L’électorat du FN s’est construit par sédimentation. Au noyau dur de la droite radicale (d’ailleurs hétéroclite), se sont ajoutées d’autres couches (venues de droite depuis les années 1980 et de gauche à partir des années 1990), plus ou moins friables en fonction des circonstances. L’électorat du FN est, comme pour tout autre parti, à la fois déterminé (serait-il trop caricatural de citer le cas des Pieds-Noirs ?) et flottant. Ce parti a d’abord capitalisé sur le rejet des autres organisations puis s’est consolidé grâce à un phénomène d’adhésion à ses propositions ; il serait illusoire de penser qu’un parti puisse régulièrement réunir entre 10 et 20 % des suffrages, et ce pendant trente ans, en n’étant porté que par un vote exclusivement protestataire. Quant au virage idéologique du FN, il doit être relativisé, même s’il est en partie réel. Ce sont plus les visages qui ont changé que le discours (même si la tonalité ou le style sont quelque peu différents) : par exemple, le FN a été et reste, d’un côté, hostile à l’immigration et à la construction européenne et, de l’autre, favorable à la préférence nationale et au protectionnisme économique.

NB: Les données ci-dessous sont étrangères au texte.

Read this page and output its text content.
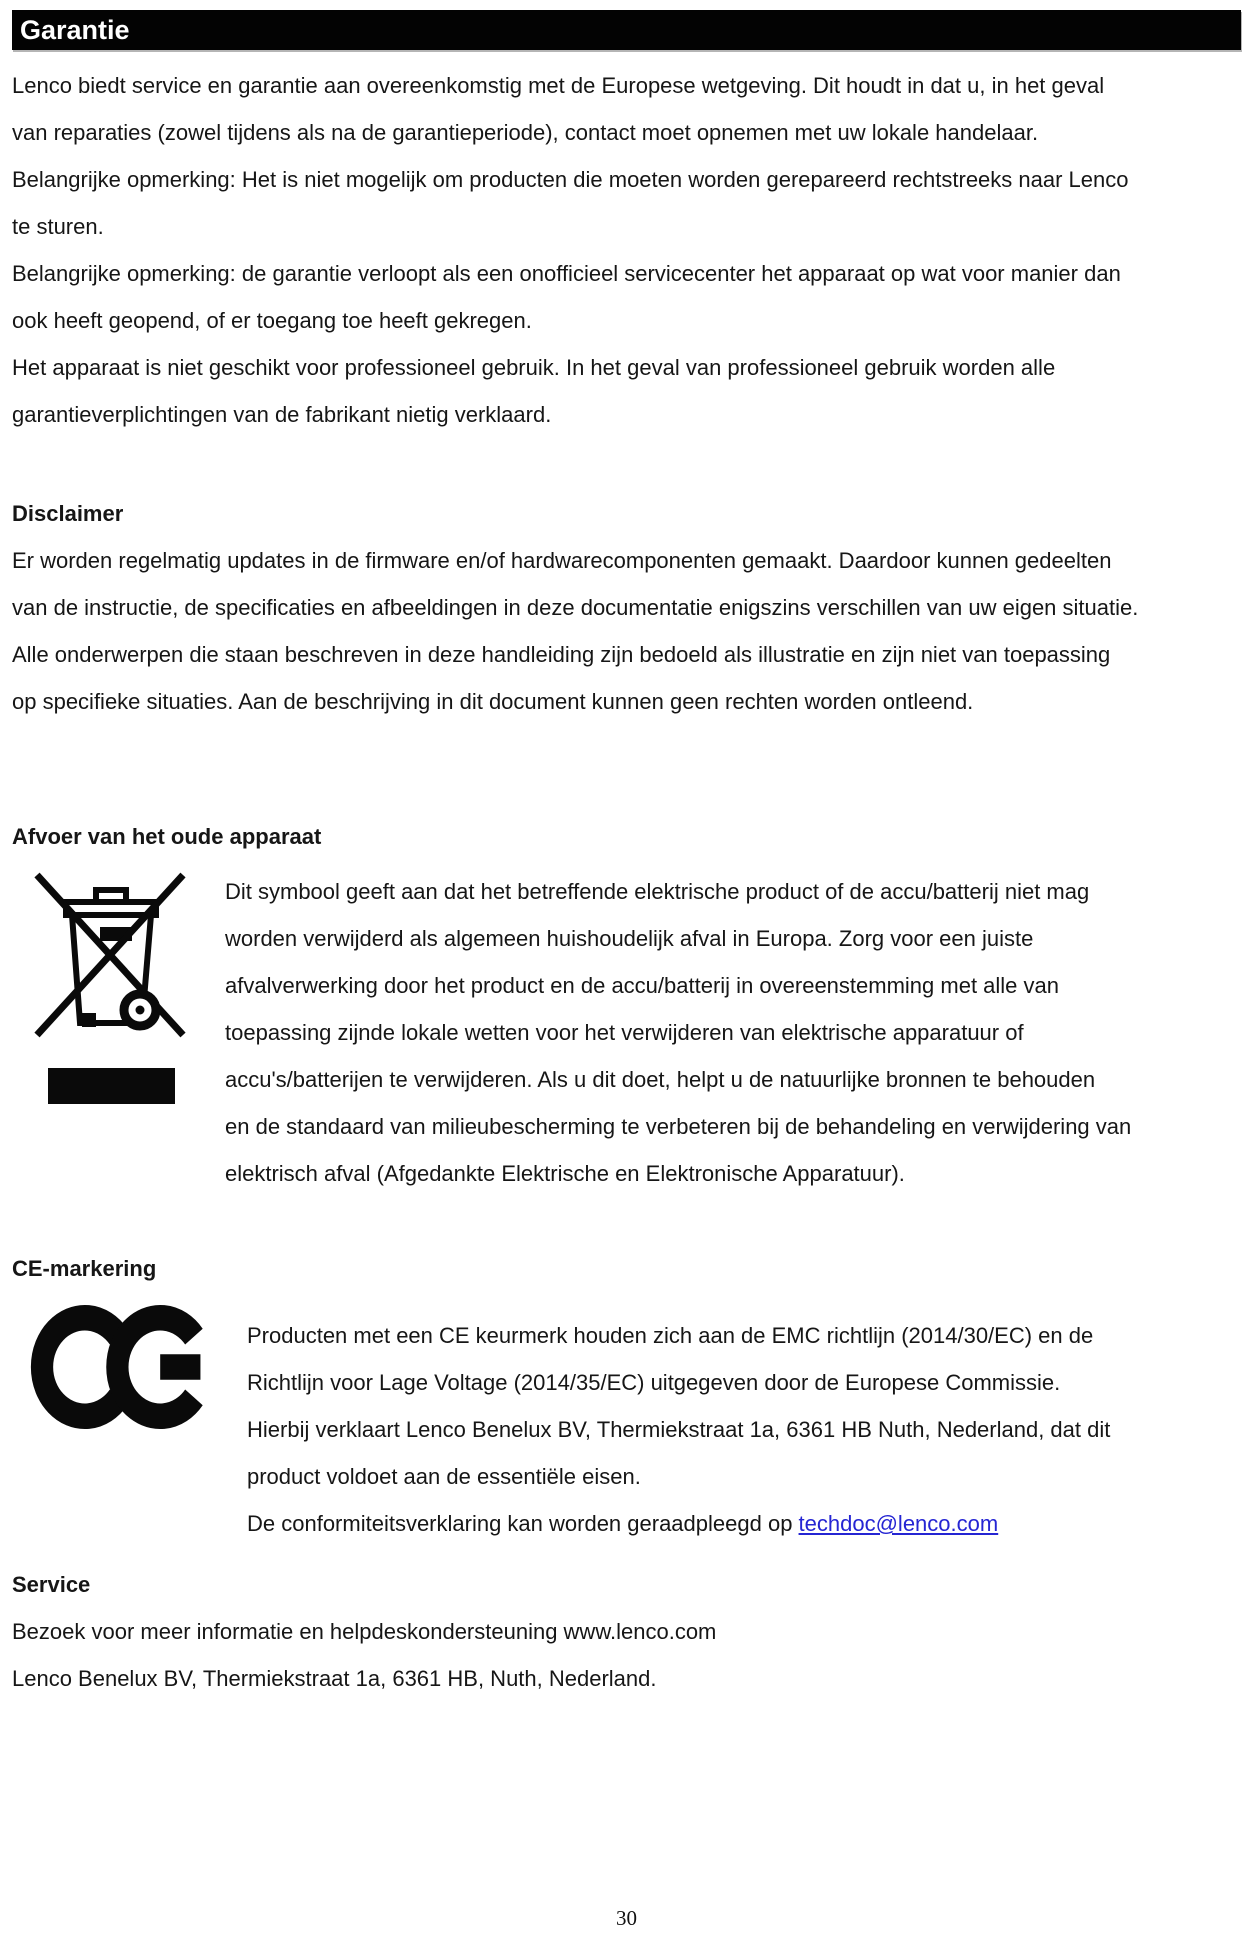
Garantie
Lenco biedt service en garantie aan overeenkomstig met de Europese wetgeving. Dit houdt in dat u, in het geval
van reparaties (zowel tijdens als na de garantieperiode), contact moet opnemen met uw lokale handelaar.
Belangrijke opmerking: Het is niet mogelijk om producten die moeten worden gerepareerd rechtstreeks naar Lenco
te sturen.
Belangrijke opmerking: de garantie verloopt als een onofficieel servicecenter het apparaat op wat voor manier dan
ook heeft geopend, of er toegang toe heeft gekregen.
Het apparaat is niet geschikt voor professioneel gebruik. In het geval van professioneel gebruik worden alle
garantieverplichtingen van de fabrikant nietig verklaard.
Disclaimer
Er worden regelmatig updates in de firmware en/of hardwarecomponenten gemaakt. Daardoor kunnen gedeelten
van de instructie, de specificaties en afbeeldingen in deze documentatie enigszins verschillen van uw eigen situatie.
Alle onderwerpen die staan beschreven in deze handleiding zijn bedoeld als illustratie en zijn niet van toepassing
op specifieke situaties. Aan de beschrijving in dit document kunnen geen rechten worden ontleend.
Afvoer van het oude apparaat
Dit symbool geeft aan dat het betreffende elektrische product of de accu/batterij niet mag
worden verwijderd als algemeen huishoudelijk afval in Europa. Zorg voor een juiste
afvalverwerking door het product en de accu/batterij in overeenstemming met alle van
toepassing zijnde lokale wetten voor het verwijderen van elektrische apparatuur of
accu's/batterijen te verwijderen. Als u dit doet, helpt u de natuurlijke bronnen te behouden
en de standaard van milieubescherming te verbeteren bij de behandeling en verwijdering van
elektrisch afval (Afgedankte Elektrische en Elektronische Apparatuur).
CE-markering
Producten met een CE keurmerk houden zich aan de EMC richtlijn (2014/30/EC) en de
Richtlijn voor Lage Voltage (2014/35/EC) uitgegeven door de Europese Commissie.
Hierbij verklaart Lenco Benelux BV, Thermiekstraat 1a, 6361 HB Nuth, Nederland, dat dit
product voldoet aan de essentiële eisen.
De conformiteitsverklaring kan worden geraadpleegd op techdoc@lenco.com
Service
Bezoek voor meer informatie en helpdeskondersteuning www.lenco.com
Lenco Benelux BV, Thermiekstraat 1a, 6361 HB, Nuth, Nederland.
30
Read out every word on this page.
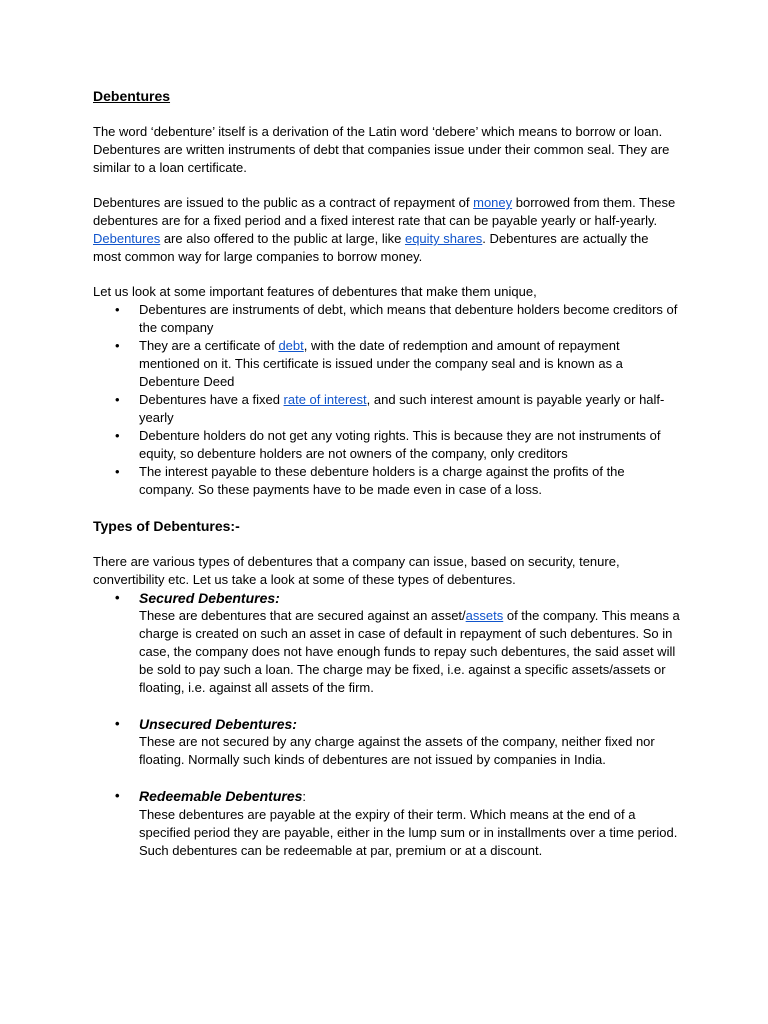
Debentures

The word ‘debenture’ itself is a derivation of the Latin word ‘debere’ which means to borrow or loan. Debentures are written instruments of debt that companies issue under their common seal. They are similar to a loan certificate.

Debentures are issued to the public as a contract of repayment of money borrowed from them. These debentures are for a fixed period and a fixed interest rate that can be payable yearly or half-yearly. Debentures are also offered to the public at large, like equity shares. Debentures are actually the most common way for large companies to borrow money.

Let us look at some important features of debentures that make them unique,

• Debentures are instruments of debt, which means that debenture holders become creditors of the company
• They are a certificate of debt, with the date of redemption and amount of repayment mentioned on it. This certificate is issued under the company seal and is known as a Debenture Deed
• Debentures have a fixed rate of interest, and such interest amount is payable yearly or half-yearly
• Debenture holders do not get any voting rights. This is because they are not instruments of equity, so debenture holders are not owners of the company, only creditors
• The interest payable to these debenture holders is a charge against the profits of the company. So these payments have to be made even in case of a loss.
Types of Debentures:-

There are various types of debentures that a company can issue, based on security, tenure, convertibility etc. Let us take a look at some of these types of debentures.

• Secured Debentures:
These are debentures that are secured against an asset/assets of the company. This means a charge is created on such an asset in case of default in repayment of such debentures. So in case, the company does not have enough funds to repay such debentures, the said asset will be sold to pay such a loan. The charge may be fixed, i.e. against a specific assets/assets or floating, i.e. against all assets of the firm.
• Unsecured Debentures:
These are not secured by any charge against the assets of the company, neither fixed nor floating. Normally such kinds of debentures are not issued by companies in India.
• Redeemable Debentures:
These debentures are payable at the expiry of their term. Which means at the end of a specified period they are payable, either in the lump sum or in installments over a time period. Such debentures can be redeemable at par, premium or at a discount.
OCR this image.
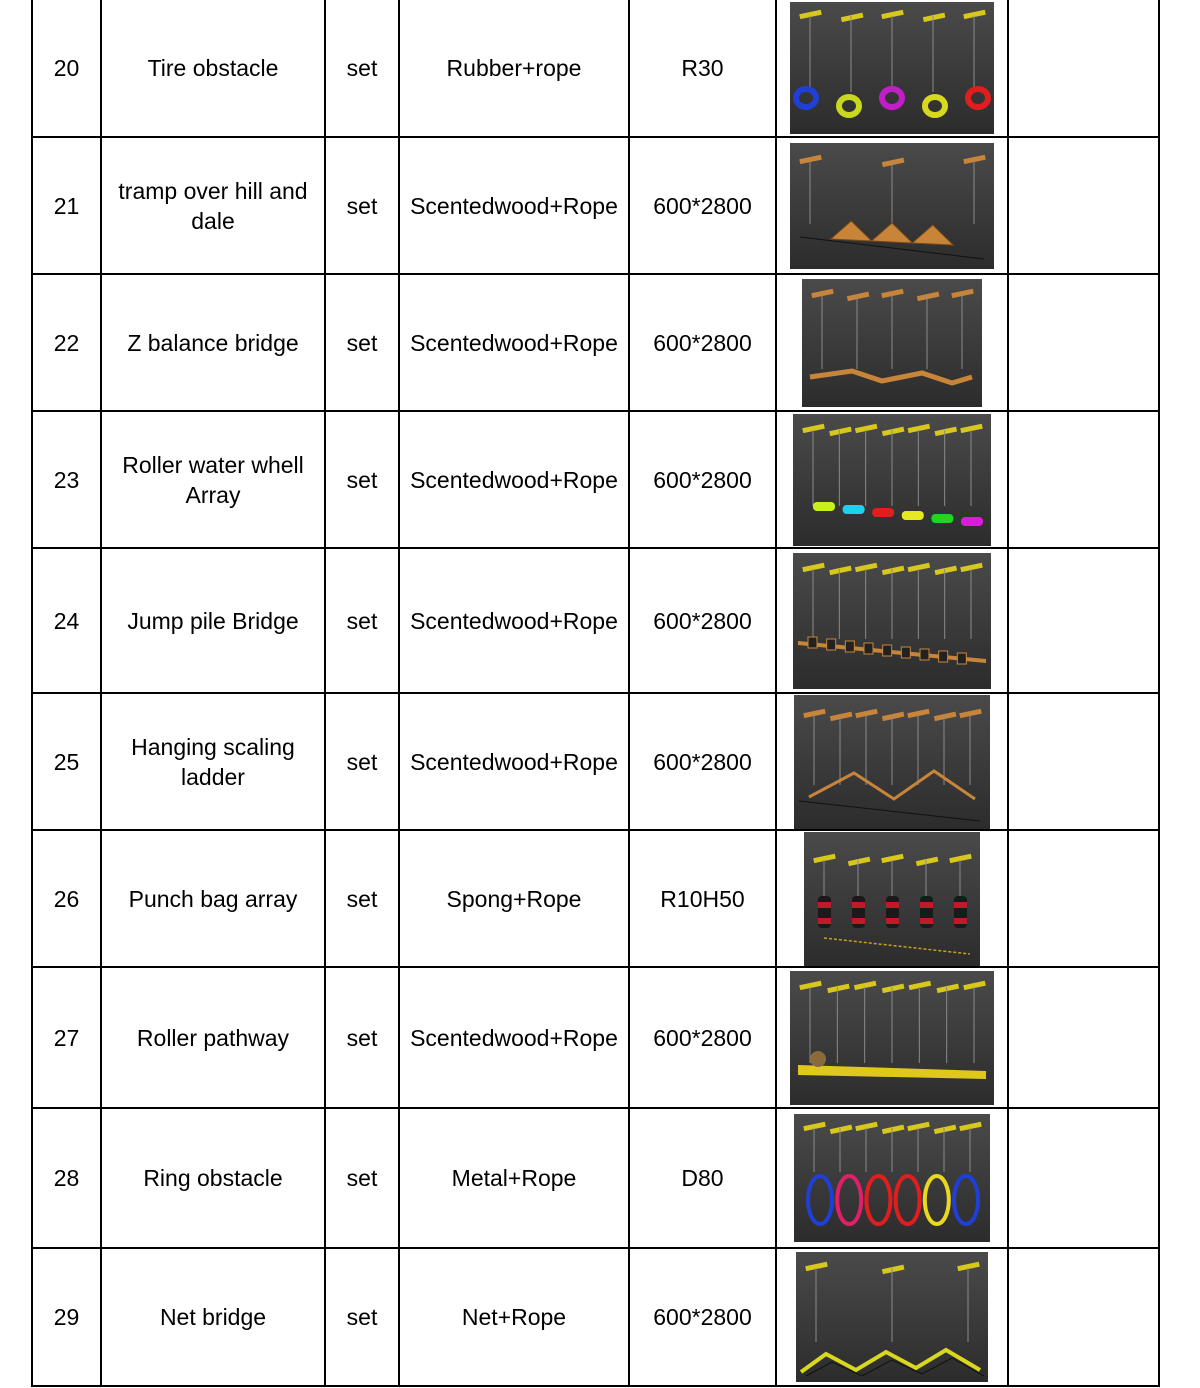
20	Tire obstacle	set	Rubber+rope	R30	

21	tramp over hill and dale	set	Scentedwood+Rope	600*2800	

22	Z balance bridge	set	Scentedwood+Rope	600*2800	

23	Roller water whell Array	set	Scentedwood+Rope	600*2800	

24	Jump pile Bridge	set	Scentedwood+Rope	600*2800	

25	Hanging scaling ladder	set	Scentedwood+Rope	600*2800	

26	Punch bag array	set	Spong+Rope	R10H50	

27	Roller pathway	set	Scentedwood+Rope	600*2800	

28	Ring obstacle	set	Metal+Rope	D80	

29	Net bridge	set	Net+Rope	600*2800	
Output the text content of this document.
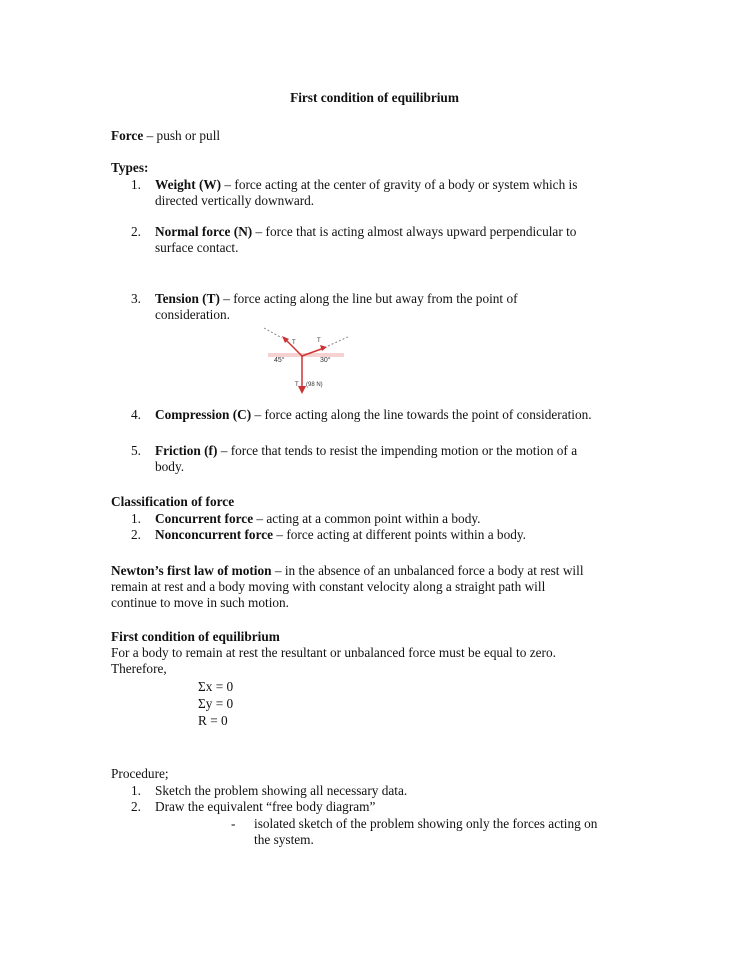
First condition of equilibrium
Force – push or pull
Types:
1. Weight (W) – force acting at the center of gravity of a body or system which is
directed vertically downward.
2. Normal force (N) – force that is acting almost always upward perpendicular to
surface contact.
3. Tension (T) – force acting along the line but away from the point of
consideration.
45°	30°
T	T
T (98 N)
4. Compression (C) – force acting along the line towards the point of consideration.
5. Friction (f) – force that tends to resist the impending motion or the motion of a
body.
Classification of force
1. Concurrent force – acting at a common point within a body.
2. Nonconcurrent force – force acting at different points within a body.
Newton’s first law of motion – in the absence of an unbalanced force a body at rest will
remain at rest and a body moving with constant velocity along a straight path will
continue to move in such motion.
First condition of equilibrium
For a body to remain at rest the resultant or unbalanced force must be equal to zero.
Therefore,
Σx = 0
Σy = 0
R = 0
Procedure;
1. Sketch the problem showing all necessary data.
2. Draw the equivalent “free body diagram”
- isolated sketch of the problem showing only the forces acting on
the system.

C’est, très certainement, plus que le programme, la motivation intellectuelle de ses nouveaux cadres ainsi que l’état d’esprit interne au FN qui sont en mutation ; ce qui provoque des crispations en son sein. Un républicanisme radical semble se substituer à la dominante réactionnaire d’auparavant. Mais, dans le fond, le sentiment de nouveauté vis-à-vis de son discours vient, sans doute, de ce que les positions du FN sur son thème de prédilection – l’immigration – se sont tout simplement banalisées. Le FN peut donc moins axer sa propagande sur cette question que sur d’autres (qui étaient inexploités ou inexploitables).

Dans un article publié dans le Point, Philippe Peninque, un proche de Marine Le Pen, déclare, « Le vivier électoral de « Marine »  n’est plus à droite, chez les hystériques anti-islams ou anti-immigrés, mais à gauche » y compris au sein de  « la communauté franco-musulmane » majoritairement opposée « au mariage homosexuel des socialistes ». Partagez-vous ce constat ? Marine Le Pen peut-elle vraiment espérer séduire l’électorat musulman ?  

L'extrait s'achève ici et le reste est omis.